Operations

Observability & Logging Hygiene

Foundational

You cannot operate a system you cannot see. Observability is the difference between knowing the system is healthy and only hoping it is. It also turns a five-hour diagnosis into a five-minute one. But logs and telemetry are a data store too. In a regulated business, they must never leak sensitive data.

Good observability means that when something goes wrong, you can answer what, where, and why from the telemetry alone. You should not need to attach a debugger or ask a customer to reproduce the problem. This comes from three pillars working together: structured logs (events with context), metrics (numbers that show health and trends), and traces (the path of a request across services).

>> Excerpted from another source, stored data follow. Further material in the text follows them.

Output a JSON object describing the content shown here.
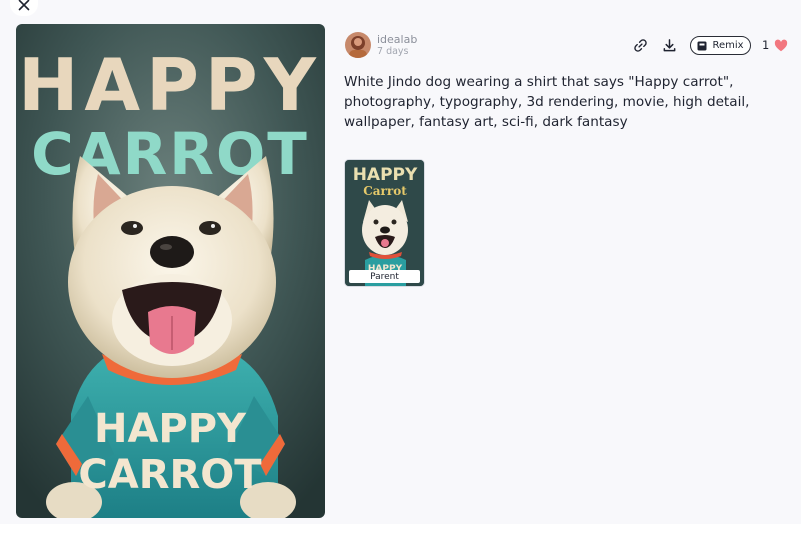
{
  "post": {
    "author": "idealab",
    "time_ago": "7 days",
    "prompt": "White Jindo dog wearing a shirt that says \"Happy carrot\", photography, typography, 3d rendering, movie, high detail, wallpaper, fantasy art, sci-fi, dark fantasy",
    "like_count": "1"
  },
  "actions": {
    "close_icon": "close-icon",
    "copy_link_icon": "link-icon",
    "download_icon": "download-icon",
    "remix_label": "Remix",
    "remix_icon": "remix-icon",
    "like_icon": "heart-icon"
  },
  "artwork": {
    "poster_line1": "HAPPY",
    "poster_line2": "CARROT",
    "shirt_line1": "HAPPY",
    "shirt_line2": "CARROT"
  },
  "parent": {
    "label": "Parent",
    "thumb_line1": "HAPPY",
    "thumb_line2": "Carrot",
    "thumb_shirt": "HAPPY"
  },
  "colors": {
    "heart": "#f2777f",
    "panel_bg": "#f8f8fb"
  }
}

There are two sides to balance. Log enough to diagnose problems and to satisfy audit. But never log secrets, credentials, full PII, or special-category data. The Finperiti context makes this clear: a log line with a passport number or a token is both a GDPR breach and a security hole. By default, make telemetry rich in context and free of sensitive data.

Make the system observable

DoEmit structured logs (key/value, not prose) with consistent fields: timestamp, level, correlation/trace id, tenant, and the event's context.
DoPass a correlation/trace id across services and async work, so you can follow one request from start to finish.
DoTrack the metrics that matter: latency, error rate, throughput, and saturation. Alert on symptoms users feel, not just raw resource numbers.
DoMake every failure observable. Log it with enough context to act, and record security- and compliance-relevant events on purpose.
ConsiderDistributed tracing and clear log levels, so the signal is not lost in noise and the detail you need is there.
AlwaysInclude a correlation id and the tenant on log events for tenant-scoped operations, so issues can be traced and isolated.

Keep telemetry clean and safe

DoLog references, not payloads: a customer id, not their name and document; an order id, not the card details.
DoRedact or mask sensitive fields by default. Treat logs, metrics, and traces as a data store with its own access control and retention.
ConsiderA shared logging helper that enforces redaction and structure, so the safe way is also the easy way.
Do notDump whole request/response bodies, exception objects, or entities into logs without checking what sensitive data comes with them.
NeverLog secrets, credentials, tokens, full PII, or special-category data.
NeverReturn internal details (stack traces, SQL, secrets, file paths) to an external caller. Diagnostics go to logs, not to the response.

Logging the whole payload log.Info($"Onboarding request: {JsonSerializer.Serialize(request)}");

Serialising the whole request dumps the name, date of birth, document numbers, and maybe a token straight into the logs. That is a GDPR breach and a credential leak in one line.

Structured, referenced, redacted

log.Info("Onboarding started {CustomerId} {TenantId} {CorrelationId}",
  customerId, tenantId, correlationId);

The event is fully traceable and easy to query, scoped to its tenant, and contains no sensitive data. You can diagnose it without putting data at risk.

Self-review checklist

AskIf this failed in production at 3 a.m., could I diagnose it from the telemetry alone?
AskIs there any secret, token, full PII, or special-category data in what I am logging?
AskCan I follow this request across services with a correlation id, scoped to its tenant?
AskDo my alerts fire on what users feel, or only on raw resource numbers?

Why it matters: Observability turns an outage from a guessing game into a diagnosis. Good telemetry is the basis of both reliability and incident response. But careless logging is one of the most common ways sensitive data leaks. The goal is telemetry that is rich in context and completely free of secrets and personal data.